D'ailleurs, l'usage proéminent du basson comme soliste dans le II est une véritable innovation (et un délicieux enchantement), quasiment du niveau
de ce que fait Beethoven !
Le dernier mouvement évolue moins par nature, jouant sur son thème populaire croate (comme
Gott erhalte Franz den Kaiser, d'ailleurs), à façon du final de la Deuxième de Tchaïkovski !

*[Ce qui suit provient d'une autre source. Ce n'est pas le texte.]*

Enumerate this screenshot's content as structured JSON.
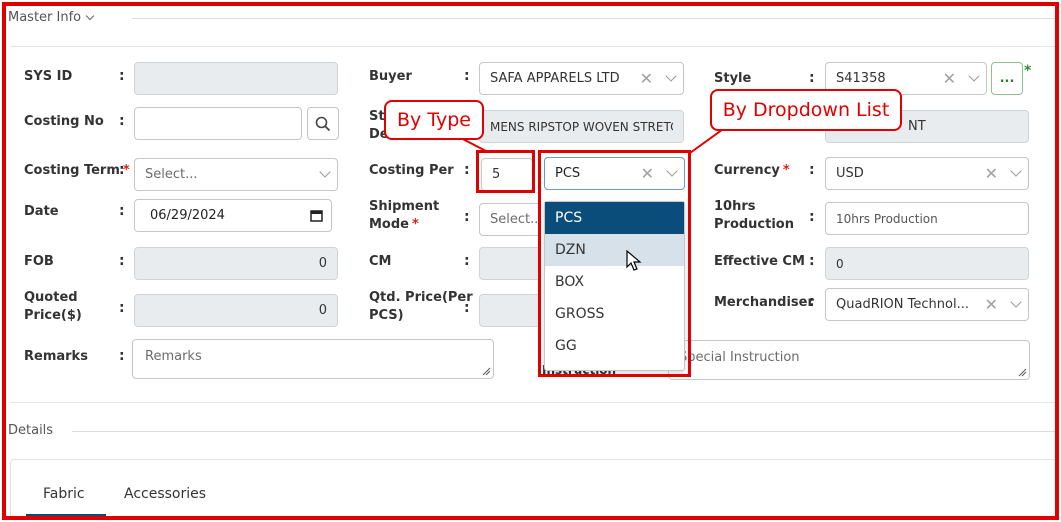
{
  "master_info": {
    "title": "Master Info"
  },
  "fields": {
    "sys_id": {
      "label": "SYS ID",
      "value": ""
    },
    "costing_no": {
      "label": "Costing No",
      "value": ""
    },
    "costing_term": {
      "label": "Costing Term",
      "required_mark": "*",
      "placeholder": "Select..."
    },
    "date": {
      "label": "Date",
      "value": "06/29/2024"
    },
    "fob": {
      "label": "FOB",
      "value": "0"
    },
    "quoted_price": {
      "label_line1": "Quoted",
      "label_line2": "Price($)",
      "value": "0"
    },
    "remarks": {
      "label": "Remarks",
      "placeholder": "Remarks"
    },
    "buyer": {
      "label": "Buyer",
      "value": "SAFA APPARELS LTD"
    },
    "style_desc": {
      "label_partial_1": "St",
      "label_partial_2": "De",
      "value": "MENS RIPSTOP WOVEN STRETC"
    },
    "costing_per": {
      "label": "Costing Per",
      "qty": "5",
      "unit": "PCS"
    },
    "shipment_mode": {
      "label_line1": "Shipment",
      "label_line2": "Mode",
      "required_mark": "*",
      "placeholder": "Select..."
    },
    "cm": {
      "label": "CM"
    },
    "qtd_price_per_pcs": {
      "label_line1": "Qtd. Price(Per",
      "label_line2": "PCS)"
    },
    "special_instruction": {
      "label_partial": "Instruction",
      "placeholder": "Special Instruction"
    },
    "style": {
      "label": "Style",
      "value": "S41358",
      "more_label": "...",
      "required_mark": "*"
    },
    "style_text_partial": {
      "value": "NT"
    },
    "currency": {
      "label": "Currency",
      "required_mark": "*",
      "value": "USD"
    },
    "production_10hrs": {
      "label_line1": "10hrs",
      "label_line2": "Production",
      "placeholder": "10hrs Production"
    },
    "effective_cm": {
      "label": "Effective CM",
      "value": "0"
    },
    "merchandiser": {
      "label": "Merchandiser",
      "value": "QuadRION Technol..."
    }
  },
  "unit_dropdown": {
    "options": [
      "PCS",
      "DZN",
      "BOX",
      "GROSS",
      "GG"
    ],
    "selected": "PCS",
    "hovered": "DZN"
  },
  "callouts": {
    "by_type": "By Type",
    "by_dropdown": "By Dropdown List"
  },
  "details": {
    "title": "Details",
    "tabs": [
      {
        "label": "Fabric",
        "active": true
      },
      {
        "label": "Accessories",
        "active": false
      }
    ]
  },
  "colors": {
    "accent": "#0a4d7a",
    "annotation_red": "#e10000",
    "required_star": "#d9230f",
    "readonly_bg": "#e9ecef",
    "hover_bg": "#d7e1ea",
    "style_more_star": "#2e8b2e"
  }
}
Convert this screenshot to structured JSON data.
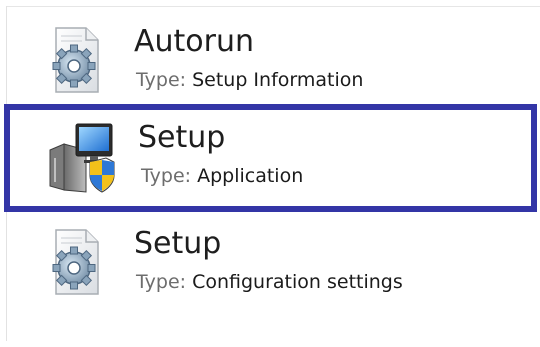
{
  "items": [
    {
      "name": "Autorun",
      "type_label": "Type:",
      "type_value": "Setup Information",
      "icon": "settings-file-icon",
      "selected": false
    },
    {
      "name": "Setup",
      "type_label": "Type:",
      "type_value": "Application",
      "icon": "installer-app-icon",
      "selected": true
    },
    {
      "name": "Setup",
      "type_label": "Type:",
      "type_value": "Configuration settings",
      "icon": "settings-file-icon",
      "selected": false
    }
  ],
  "colors": {
    "selection_border": "#3335a6",
    "type_label": "#6d6d6d",
    "name_text": "#1e1e1e"
  }
}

… je ne croyais pas que l'
Orchestre de Paris fût capable de jouer comme cela ! Avec
Hengelbrock, c'est une netteté incroyable (sans vibrato), digne des spécialistes (avec un effectif pourtant pas malingre : 4-6-8-10-12), tout est très finement articulé, joueur, spirituel. Flûte solo (Prats), bassonistes et timbalier (petit jeune, jamais vu) possédés.
Remarque de mon voisin au sien, sur un ton assez docte, pendant la seconde qui sépare la dernière note du silence : « c'est trop répétitif ».--
Puis la
Troisième Symphonie de Beethoven. Moins de dix ans après la 104, mais plus qu'une génération, c'est clairement un monde qui les sépare.
Jamais fanatique du premier mouvement (je crois qu'il fonctionne mieux pris au tempo ultra-rapide du faux métronome de Beethoven), mais tout de même, je reste conditionnel des sections intermédiaires ineffables du II (la première mélodie lumineuse comme les deux grands fugatos !), le trio cornu du scherzo, le final sur une bête contredanse transfigurée, d'une jubilation inextinguible !
La première mélodie intermédiaire de la Marche funèbre, la petite gamme clarinette-hautbois, dans l'une des dernières variations du final me mettent toujours par terre (et très réussies jeudi). Vous pouvez retrouver ça avec le son dans le fil sur les
moments ineffables.
Moins enthousiaste sur l'interprétation que pour Haydn :
Hengelbrock choisit une lecture assez apaisée ; tout à fait musicologique et informée, mais les attaques sont sur le même plan que les tenues, tout est à la fois sans vibrato et assez legato, une sorte de côté étale, surtout dans le premier mouvement. Il joue beaucoup de la précision de l'acoustique, allégeant les cordes qu'on entend avec une netteté hallucinante malgré la taille de la salle et la distance (je suis le plus loin possible), entonnant ses thèmes avec douceur : superbe, assurément, mais un rien frustrant si on espérait un peu forcer sur la sauce épique.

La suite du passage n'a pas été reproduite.